倒壊家屋の救助を求められても、火災が発生ししていれば、
その火災をまず止めなければならないということで、
「火災消火を優先する」というのが、全国的に今言われておりますので、
やはりまず家屋が倒壊しないということが大前提になると思います。
(参考 NHKのHPから)
リンク 助けは来ない? 災害時の消防救助の限界、消防トリアージとは
そこでこの耐震対策、もっと自治会防災会と協力できないかという点についてお伺いします。
過去の質問でも、広報やとみ、ホームページで耐震診断や、補助の制度を広報し、
職員さんが実際に個別訪問していただいているとの答弁で、
それを前提に、しかし限られた職員数では、なかなか全戸回れるわけではありません。
弥富市の特殊性で考えられるのは、田んぼが1枚売れると、
同じ業者がだいたい8軒から10軒まとめて家を建てて分譲しているのが多いと思います。
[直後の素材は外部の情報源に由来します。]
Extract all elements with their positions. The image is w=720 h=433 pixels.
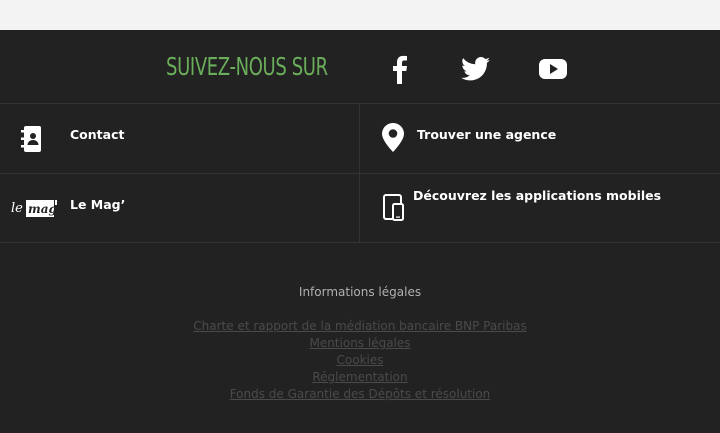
facebook-icon[interactable] bbox=[390, 54, 408, 84]
legal-links-list: Charte et rapport de la médiation bancai… bbox=[0, 318, 720, 403]
mobile-apps-label: Découvrez les applications mobiles bbox=[413, 188, 662, 203]
svg-text:mag: mag bbox=[28, 202, 57, 216]
legal-link-regulation[interactable]: Réglementation bbox=[0, 369, 720, 386]
top-page-strip bbox=[0, 0, 720, 30]
find-agency-label: Trouver une agence bbox=[417, 127, 557, 142]
le-mag-logo: le mag bbox=[11, 200, 57, 217]
legal-info-title: Informations légales bbox=[298, 285, 422, 299]
contact-label: Contact bbox=[70, 127, 125, 142]
mobile-apps-link[interactable]: Découvrez les applications mobiles bbox=[360, 174, 720, 242]
mobile-devices-icon bbox=[383, 194, 404, 221]
find-agency-link[interactable]: Trouver une agence bbox=[360, 104, 720, 173]
location-pin-icon bbox=[382, 123, 404, 152]
contact-link[interactable]: Contact bbox=[0, 104, 359, 173]
youtube-icon[interactable] bbox=[539, 57, 567, 81]
le-mag-label: Le Mag’ bbox=[70, 197, 126, 212]
address-book-icon bbox=[21, 126, 41, 152]
legal-link-legal-notices[interactable]: Mentions légales bbox=[0, 335, 720, 352]
legal-link-mediation-charter[interactable]: Charte et rapport de la médiation bancai… bbox=[0, 318, 720, 335]
follow-us-label: SUIVEZ-NOUS SUR bbox=[166, 52, 328, 81]
legal-link-deposit-guarantee[interactable]: Fonds de Garantie des Dépôts et résoluti… bbox=[0, 386, 720, 403]
svg-text:le: le bbox=[11, 201, 23, 216]
social-follow-band: SUIVEZ-NOUS SUR bbox=[0, 30, 720, 104]
le-mag-link[interactable]: le mag Le Mag’ bbox=[0, 174, 359, 242]
divider-bottom bbox=[0, 242, 720, 243]
legal-link-cookies[interactable]: Cookies bbox=[0, 352, 720, 369]
twitter-icon[interactable] bbox=[461, 57, 490, 81]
そのブロックのどなたか1人が、耐震診断を受けていただければ、
(共通した課題が)ある程度見えてくると思います。
ある程度地区でみんなで話を聞いてもらった方がいいと思います
1人だけでは、特にお年寄は「面倒、わかんない」(と聞いてもらえませんが)、
例えば、「隣近所で一緒に」であれば聞いてくれる気がするんですよね。
(参考 NHKのHPから)
リンク 死因の8割が“家屋倒壊” なぜ進まない?住宅の耐震化
今やっている個別訪問、これをより効率的にする意味でも、
自治会や地区防災会などに対して、そういう説明会を、
市側から働きかけるべきではないかと思いますが、
市の考えをお答えください。
(立石建設部長)
同一業者が同時に分譲した住宅において、代表的な住宅を選定し、耐震診断を実施した場合、
その結果について地区の方に説明する必要があり、個人のお宅の間取りや場合によっては、
建物内部の現況写真等を用いて説明する必要がございます。
また、耐震改修費補助等を利用していただくためには、
利用していただく住宅、それぞれの耐震診断結果が必要となります。
このような状況を踏まえ、今後も引き続き、ホームページや広報等でのお知らせと併せて、
耐震性能の確保が必要とされる昭和56年以前に建築された住宅に対し、
毎年地区を絞り、個別訪問を実施し、大規模地震による家屋等の倒壊の危険性について説明するとともに、
無料耐震診断や耐震改修費補助等を、
本市が実施する耐震対策事業の活用について説明してまいりたいと考えております。
なお、本市が実施するまちづくり出前講座においても、耐震に関するメニューを用意し、
住宅の耐震対策の必要性や補助制度等についてわかりやすく説明しておりますので、
自治会や地区防災会等への説明につきましては、
まちづくり出前講座を活用していただきたいと考えております。
(佐藤議員)
個人情報の観点からは、代表して受けていただいた方の写真を皆さんに見てもらうのは確かに問題があるとは思いますが、
だいたい昭和40年代50年代同じような分譲住宅の、どこにどんな問題があるか、
典型的な写真等を使えばいいと思います。
グループリーダーレベルの方はやる気はあると思いますので、
いろんなもの(資料)を活用しながら、なるべく市民の人がやる気になるような工夫をする。
そのために、やる気のある防災会・自治会の人を上手に捕まえて、
地元にアプローチしてほしいなというふうに思います。